2. « traverse des galaxies blessées » — William S. Burroughs

3. coda

il y a 210 millions d’années, les mammifères sont apparus
filant et rôdant avec un esprit lumineux sous la lumière de la lune...
on pense que les véritables premiers mammifères étaient de petites créatures éveillées & en action pendant la nuit... dans des environnements froids, les mammifères ne deviennent pas léthargiques mais actifs... les mouvements des muscles produisent de la chaleur... les mammifères ont toujours eu pour caractéristique de bouger continuellement dans le froid...
des yeux dilatés, perçants...
le souci des jeunes…
la chaleur
interne….
lueur
au miroir
déchire une
peau
perméable
minces
divisions
entre les espèces
autre côté
se transforment en reflet
ou accélèrent
la
re
co
naissance
craint les griffes, les bottes
qui sommes « nous »
en conscience
des ennemis contre nature
puis quelle
énigme chanter
ou
la portée de l’esprit
à
l’esprit
chacune comme elle le peut
dans/hors de l’eau
fait tournoyer
des fables
un conte de survie
fait appel à la légende
des êtres disparus
& lutte pour qu’ils ne
s’en aillent pas ainsi, plutôt
surgissement de cage,
réservoir
absent, la chaîne a rompu
la confiance comme
la manière qu’a l’allégorie
de libérer
d’investiguer
un acte magique
comment
la dent, l’œil, l’amour
peuvent soigner
le pacte arc-en-ciel
des neurones

[Extrait de Lamantin/L’humanité (Manatee/Humanity, Penguin, 2009)]

Post-scriptum

Poète, artiste, performeuse, Anne Waldman secoue, depuis les années 1960, la poésie et la politique nord-américaines.
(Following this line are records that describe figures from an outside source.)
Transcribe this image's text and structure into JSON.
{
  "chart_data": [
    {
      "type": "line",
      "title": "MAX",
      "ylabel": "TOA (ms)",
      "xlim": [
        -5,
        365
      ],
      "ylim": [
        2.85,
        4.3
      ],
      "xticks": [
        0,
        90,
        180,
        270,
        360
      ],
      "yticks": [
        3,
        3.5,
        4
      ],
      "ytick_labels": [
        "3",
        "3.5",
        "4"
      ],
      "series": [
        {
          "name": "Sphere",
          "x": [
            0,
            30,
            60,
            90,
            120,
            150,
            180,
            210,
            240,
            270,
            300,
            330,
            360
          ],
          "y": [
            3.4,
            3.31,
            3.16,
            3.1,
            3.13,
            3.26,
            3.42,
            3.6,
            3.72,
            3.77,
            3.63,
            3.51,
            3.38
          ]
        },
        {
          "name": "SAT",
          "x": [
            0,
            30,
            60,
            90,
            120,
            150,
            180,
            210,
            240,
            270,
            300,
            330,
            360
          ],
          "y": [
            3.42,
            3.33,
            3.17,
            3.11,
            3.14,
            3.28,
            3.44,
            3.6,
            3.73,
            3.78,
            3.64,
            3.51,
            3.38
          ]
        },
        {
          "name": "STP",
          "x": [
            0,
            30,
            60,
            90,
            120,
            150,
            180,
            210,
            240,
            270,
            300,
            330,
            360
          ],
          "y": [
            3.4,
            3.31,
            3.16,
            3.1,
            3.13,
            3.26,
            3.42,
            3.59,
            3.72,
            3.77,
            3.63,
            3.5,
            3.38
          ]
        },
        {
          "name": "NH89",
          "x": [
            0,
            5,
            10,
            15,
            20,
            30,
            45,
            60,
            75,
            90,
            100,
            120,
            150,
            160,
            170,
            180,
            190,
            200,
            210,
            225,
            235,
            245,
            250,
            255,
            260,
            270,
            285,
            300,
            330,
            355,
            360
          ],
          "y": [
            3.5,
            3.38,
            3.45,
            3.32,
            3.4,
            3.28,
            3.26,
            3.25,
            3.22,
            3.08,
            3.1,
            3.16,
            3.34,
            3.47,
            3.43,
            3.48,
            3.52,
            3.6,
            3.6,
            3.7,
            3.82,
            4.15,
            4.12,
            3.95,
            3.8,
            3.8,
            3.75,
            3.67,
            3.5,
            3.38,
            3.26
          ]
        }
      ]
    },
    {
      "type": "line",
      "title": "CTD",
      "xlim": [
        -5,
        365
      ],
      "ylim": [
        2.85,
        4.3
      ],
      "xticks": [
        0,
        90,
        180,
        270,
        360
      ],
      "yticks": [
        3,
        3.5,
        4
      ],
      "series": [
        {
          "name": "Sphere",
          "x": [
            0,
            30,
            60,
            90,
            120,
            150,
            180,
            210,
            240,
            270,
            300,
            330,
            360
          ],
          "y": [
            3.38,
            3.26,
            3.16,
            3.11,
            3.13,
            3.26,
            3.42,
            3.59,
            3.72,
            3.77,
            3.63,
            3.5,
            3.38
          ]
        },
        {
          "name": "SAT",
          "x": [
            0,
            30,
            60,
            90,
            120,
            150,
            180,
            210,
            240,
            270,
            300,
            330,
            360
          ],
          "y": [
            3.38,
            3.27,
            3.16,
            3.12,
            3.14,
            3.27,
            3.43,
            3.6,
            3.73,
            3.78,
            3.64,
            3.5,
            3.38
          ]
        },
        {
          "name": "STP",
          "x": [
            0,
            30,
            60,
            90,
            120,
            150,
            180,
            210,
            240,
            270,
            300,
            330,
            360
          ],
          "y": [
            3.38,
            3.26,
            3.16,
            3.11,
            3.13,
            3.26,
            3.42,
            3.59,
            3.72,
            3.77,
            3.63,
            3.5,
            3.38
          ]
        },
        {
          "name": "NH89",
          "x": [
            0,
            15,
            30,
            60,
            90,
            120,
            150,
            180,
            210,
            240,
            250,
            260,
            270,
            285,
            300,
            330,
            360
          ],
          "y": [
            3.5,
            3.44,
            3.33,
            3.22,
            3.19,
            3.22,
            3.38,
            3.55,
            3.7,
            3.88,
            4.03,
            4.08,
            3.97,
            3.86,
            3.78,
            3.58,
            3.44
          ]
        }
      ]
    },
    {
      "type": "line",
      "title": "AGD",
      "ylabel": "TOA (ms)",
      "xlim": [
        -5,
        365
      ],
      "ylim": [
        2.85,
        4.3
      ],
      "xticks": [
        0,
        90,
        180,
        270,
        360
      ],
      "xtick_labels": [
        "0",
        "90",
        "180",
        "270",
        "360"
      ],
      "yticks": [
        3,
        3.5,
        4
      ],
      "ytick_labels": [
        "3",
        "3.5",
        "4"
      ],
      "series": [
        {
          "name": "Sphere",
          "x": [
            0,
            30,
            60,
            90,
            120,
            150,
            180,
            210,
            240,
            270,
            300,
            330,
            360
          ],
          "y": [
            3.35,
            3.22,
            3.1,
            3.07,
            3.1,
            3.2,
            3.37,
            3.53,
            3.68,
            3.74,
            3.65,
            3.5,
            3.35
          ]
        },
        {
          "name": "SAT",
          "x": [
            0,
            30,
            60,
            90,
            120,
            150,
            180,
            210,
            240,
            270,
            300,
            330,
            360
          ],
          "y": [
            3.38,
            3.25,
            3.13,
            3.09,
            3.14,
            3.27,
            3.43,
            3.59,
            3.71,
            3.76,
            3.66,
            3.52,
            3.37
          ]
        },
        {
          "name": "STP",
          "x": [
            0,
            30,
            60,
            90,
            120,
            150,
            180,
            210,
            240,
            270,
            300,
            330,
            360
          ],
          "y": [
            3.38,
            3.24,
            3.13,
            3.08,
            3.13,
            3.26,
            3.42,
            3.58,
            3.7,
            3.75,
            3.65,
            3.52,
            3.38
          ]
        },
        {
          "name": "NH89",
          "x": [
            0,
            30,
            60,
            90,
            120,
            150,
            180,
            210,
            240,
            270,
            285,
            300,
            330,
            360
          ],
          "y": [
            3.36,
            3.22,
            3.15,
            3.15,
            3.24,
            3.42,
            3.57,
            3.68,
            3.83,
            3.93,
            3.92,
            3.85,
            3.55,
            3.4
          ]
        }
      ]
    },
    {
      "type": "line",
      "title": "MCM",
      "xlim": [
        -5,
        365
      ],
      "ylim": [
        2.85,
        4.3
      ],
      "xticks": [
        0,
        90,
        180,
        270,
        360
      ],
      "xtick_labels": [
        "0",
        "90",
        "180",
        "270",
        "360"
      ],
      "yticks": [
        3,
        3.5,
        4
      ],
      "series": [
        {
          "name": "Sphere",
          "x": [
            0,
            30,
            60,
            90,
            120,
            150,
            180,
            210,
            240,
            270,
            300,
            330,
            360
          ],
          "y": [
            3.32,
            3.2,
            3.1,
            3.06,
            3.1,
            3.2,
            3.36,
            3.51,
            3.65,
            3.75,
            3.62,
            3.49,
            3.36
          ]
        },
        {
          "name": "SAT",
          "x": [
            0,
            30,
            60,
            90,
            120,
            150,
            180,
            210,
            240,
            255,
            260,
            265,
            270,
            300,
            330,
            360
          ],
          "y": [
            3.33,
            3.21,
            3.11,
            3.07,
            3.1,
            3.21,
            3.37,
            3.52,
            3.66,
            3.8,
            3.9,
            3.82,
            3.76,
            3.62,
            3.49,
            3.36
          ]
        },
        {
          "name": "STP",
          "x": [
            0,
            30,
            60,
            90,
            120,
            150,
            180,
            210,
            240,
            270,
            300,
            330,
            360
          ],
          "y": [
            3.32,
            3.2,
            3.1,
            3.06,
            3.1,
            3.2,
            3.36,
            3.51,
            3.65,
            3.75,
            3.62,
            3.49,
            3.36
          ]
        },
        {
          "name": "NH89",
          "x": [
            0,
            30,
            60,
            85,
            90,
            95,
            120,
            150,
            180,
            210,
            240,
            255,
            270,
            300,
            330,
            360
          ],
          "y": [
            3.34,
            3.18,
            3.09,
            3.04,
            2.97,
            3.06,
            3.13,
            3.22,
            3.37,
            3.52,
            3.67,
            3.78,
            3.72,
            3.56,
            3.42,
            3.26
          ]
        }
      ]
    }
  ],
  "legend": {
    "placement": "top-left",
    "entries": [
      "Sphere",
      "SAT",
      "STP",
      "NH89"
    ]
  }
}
Avec Allen Ginsberg, notamment, elle a fondé la Jack Kerouac School of Disembodied Poetics, un programme d’études alternatif qu’elle dirige toujours. Ses derniers livres (Gossamurmur, Manatee/Humanity, Structure of the world compared to a Bubble, et Marriage : A Sentence) mettent en rapport la notion d’archive, les dérèglements du monde, et des rituels poétiques. Ces deux textes sont extraits de Archives, pour un monde menacé (traduction Vincent Broqua), à paraître chez Joca Seria en mars 2014.